1Temmuz 1096 sabahı, güneş ilk ışıklarını İznik gölüne serpiyordu. Güneş din uğruna dökülecek kanları seyretmek üzere yükselirken İsa askerleri uyandılar. Gözlerini karşı tepelere diktiler. Bütün tepelerin tutulduğunu gördüler. Burada hiç tanımadıkları, hiç savaşmadıkları Türkler vardı. Acaba Türk nasıl bir yaratıktı? Sarı insanlar mı, siyah zenciler mi? Ne idi bilemiyorlardı. Şimdi ne olduklarını öğreneceklerdi.

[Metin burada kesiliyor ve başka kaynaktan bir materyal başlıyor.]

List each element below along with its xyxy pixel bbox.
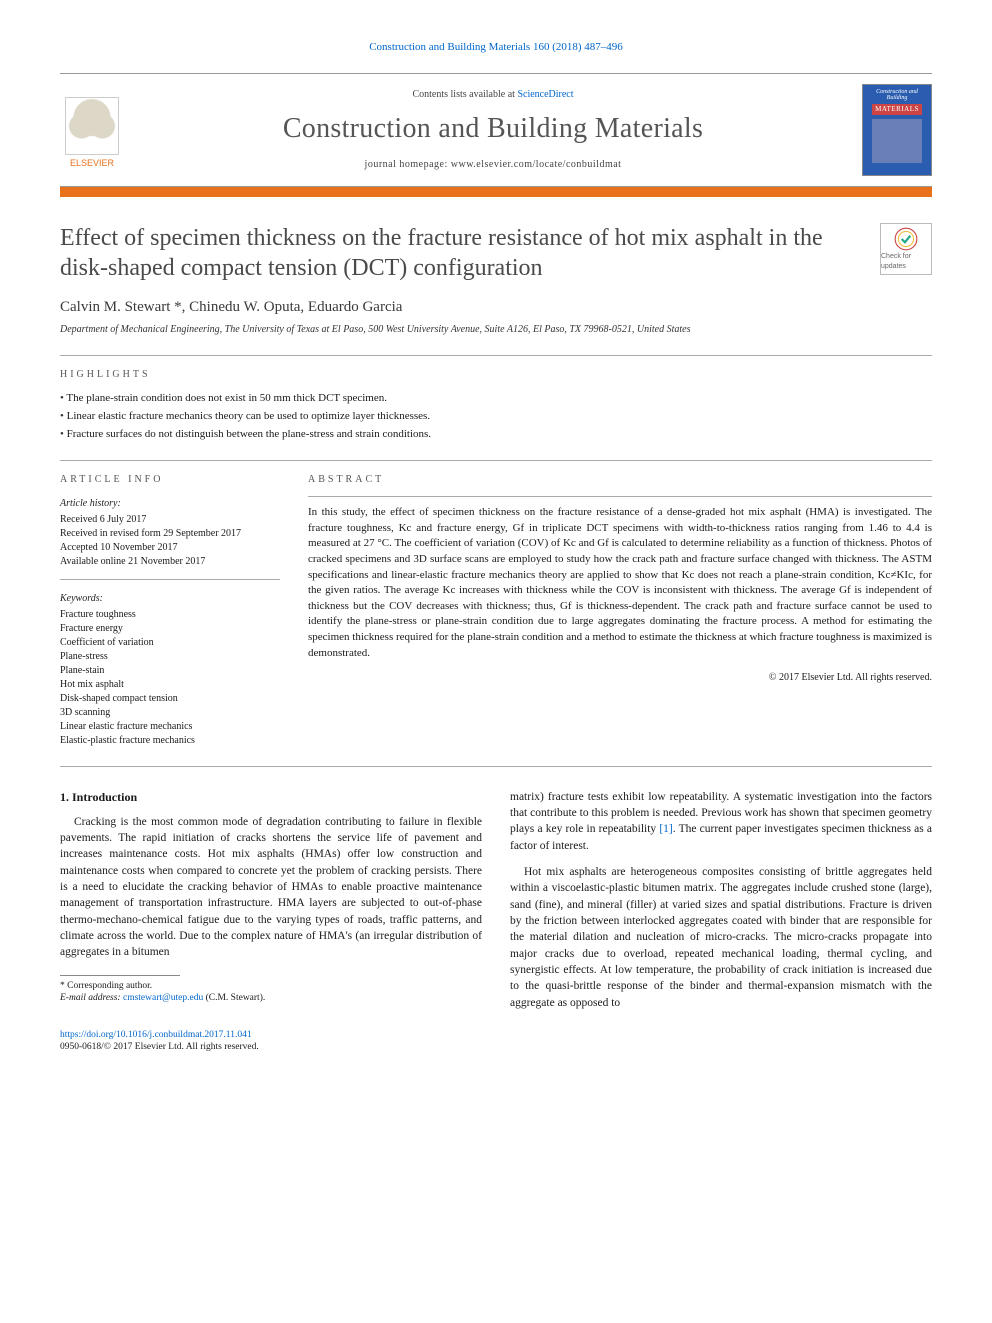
cover-band: MATERIALS: [872, 104, 922, 115]
article-info-column: article info Article history: Received 6…: [60, 473, 280, 748]
rule-2: [60, 460, 932, 461]
keyword: Fracture energy: [60, 622, 280, 636]
homepage-url[interactable]: www.elsevier.com/locate/conbuildmat: [451, 159, 622, 170]
rule-3: [60, 766, 932, 767]
email-who: (C.M. Stewart).: [203, 993, 265, 1003]
email-label: E-mail address:: [60, 993, 123, 1003]
masthead: ELSEVIER Contents lists available at Sci…: [60, 73, 932, 187]
email-link[interactable]: cmstewart@utep.edu: [123, 993, 203, 1003]
corresponding-author: * Corresponding author.: [60, 980, 482, 992]
rule-1: [60, 355, 932, 356]
elsevier-logo[interactable]: ELSEVIER: [60, 91, 124, 169]
intro-heading: 1. Introduction: [60, 789, 482, 806]
keyword: Linear elastic fracture mechanics: [60, 720, 280, 734]
keyword: Hot mix asphalt: [60, 678, 280, 692]
article-info-heading: article info: [60, 473, 280, 487]
cover-title: Construction and Building: [867, 89, 927, 102]
orange-rule: [60, 187, 932, 197]
highlight-item: The plane-strain condition does not exis…: [60, 391, 932, 406]
sciencedirect-link[interactable]: ScienceDirect: [517, 89, 573, 100]
crossmark-badge[interactable]: Check for updates: [880, 223, 932, 275]
intro-paragraph-1: Cracking is the most common mode of degr…: [60, 814, 482, 961]
history-received: Received 6 July 2017: [60, 513, 280, 527]
rule-abstract-top: [308, 496, 932, 497]
keywords-heading: Keywords:: [60, 592, 280, 606]
keyword: Plane-stain: [60, 664, 280, 678]
highlights-list: The plane-strain condition does not exis…: [60, 391, 932, 442]
issn-line: 0950-0618/© 2017 Elsevier Ltd. All right…: [60, 1041, 932, 1054]
journal-homepage: journal homepage: www.elsevier.com/locat…: [138, 158, 848, 172]
cover-image-placeholder: [872, 119, 922, 163]
keyword: Coefficient of variation: [60, 636, 280, 650]
affiliation: Department of Mechanical Engineering, Th…: [60, 323, 932, 337]
highlights-section: highlights The plane-strain condition do…: [60, 368, 932, 442]
keyword: Disk-shaped compact tension: [60, 692, 280, 706]
keyword: Plane-stress: [60, 650, 280, 664]
page-footer: https://doi.org/10.1016/j.conbuildmat.20…: [60, 1029, 932, 1055]
masthead-center: Contents lists available at ScienceDirec…: [138, 88, 848, 171]
body-columns: 1. Introduction Cracking is the most com…: [60, 789, 932, 1013]
homepage-prefix: journal homepage:: [365, 159, 451, 170]
abstract-copyright: © 2017 Elsevier Ltd. All rights reserved…: [308, 671, 932, 685]
keyword: Elastic-plastic fracture mechanics: [60, 734, 280, 748]
abstract-text: In this study, the effect of specimen th…: [308, 505, 932, 661]
journal-name: Construction and Building Materials: [138, 110, 848, 148]
highlight-item: Fracture surfaces do not distinguish bet…: [60, 427, 932, 442]
history-revised: Received in revised form 29 September 20…: [60, 527, 280, 541]
history-heading: Article history:: [60, 497, 280, 511]
footnote-block: * Corresponding author. E-mail address: …: [60, 980, 482, 1005]
intro-paragraph-3: Hot mix asphalts are heterogeneous compo…: [510, 864, 932, 1011]
keyword: 3D scanning: [60, 706, 280, 720]
abstract-heading: abstract: [308, 473, 932, 487]
authors: Calvin M. Stewart *, Chinedu W. Oputa, E…: [60, 297, 932, 317]
title-row: Effect of specimen thickness on the frac…: [60, 223, 932, 283]
highlight-item: Linear elastic fracture mechanics theory…: [60, 409, 932, 424]
footnote-rule: [60, 975, 180, 976]
page-container: Construction and Building Materials 160 …: [0, 0, 992, 1084]
highlights-heading: highlights: [60, 368, 932, 382]
intro-paragraph-2: matrix) fracture tests exhibit low repea…: [510, 789, 932, 854]
abstract-column: abstract In this study, the effect of sp…: [308, 473, 932, 748]
doi-link[interactable]: https://doi.org/10.1016/j.conbuildmat.20…: [60, 1029, 932, 1042]
contents-prefix: Contents lists available at: [412, 89, 517, 100]
article-title: Effect of specimen thickness on the frac…: [60, 223, 864, 283]
elsevier-logo-label: ELSEVIER: [70, 157, 114, 169]
crossmark-label: Check for updates: [881, 252, 931, 271]
rule-info-mid: [60, 579, 280, 580]
check-updates-icon: [893, 226, 919, 252]
history-online: Available online 21 November 2017: [60, 555, 280, 569]
history-accepted: Accepted 10 November 2017: [60, 541, 280, 555]
elsevier-tree-icon: [65, 97, 119, 155]
contents-line: Contents lists available at ScienceDirec…: [138, 88, 848, 102]
journal-cover-thumb[interactable]: Construction and Building MATERIALS: [862, 84, 932, 176]
info-abstract-row: article info Article history: Received 6…: [60, 473, 932, 748]
authors-list: Calvin M. Stewart *, Chinedu W. Oputa, E…: [60, 299, 402, 315]
journal-reference: Construction and Building Materials 160 …: [60, 40, 932, 55]
keyword: Fracture toughness: [60, 608, 280, 622]
citation-1[interactable]: [1]: [659, 823, 672, 835]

Kılıçaslan, düşmanın bütün kuvvetlerini ovaya çektikten sonra bir sahra muharebesiyle eritecekti. Türk ordusu ki, büyük ordularla çarpışmış, savaşın her türlü usulüne sahip usta ve cesur askerlerdi. Karşı taraf meczup dervişler, çapulcu alayı idi.
Haçlılar sabahın erken saatinde gözlerini ovuştururken bir anda korkunç bir gürültü her tarafı kapladı. Herkes birbirine girdi. Gök mü yarıldı, yer mi çöktü anlıyamadılar. Çünkü şimdiye kadar böyle ses duymamışlardı. Kösler çalıyordu. Aslan derisinden yapılmış olan iri davullara koca tokmaklar iniyor, yer gök inliyordu. Yoksul Gotye zırhlı şövalyelerini taarruz için saf haline getirdi. Kılıçaslan düşmanı ovaya çekmek maksadıyla, öncü fedaileri gönderdi. Haçlılar bu yayaların ovaya indiğini görünce atlı şövalyelerine taarruz emrini verdi. İri atlar tozu dumana katarak ovaya indiler. Fakat bu öncüler ellerinde iki ucu sivri çelik çubukları yere saplayıp, ovayı bir iğneli fıçıya dönderdiler. Her taraf çelik bir siperle örülüverdi. Atlar ilerliyemedi. Sivri uçlar atların karınlarına batıyordu. Bir anda birbirine karıştı.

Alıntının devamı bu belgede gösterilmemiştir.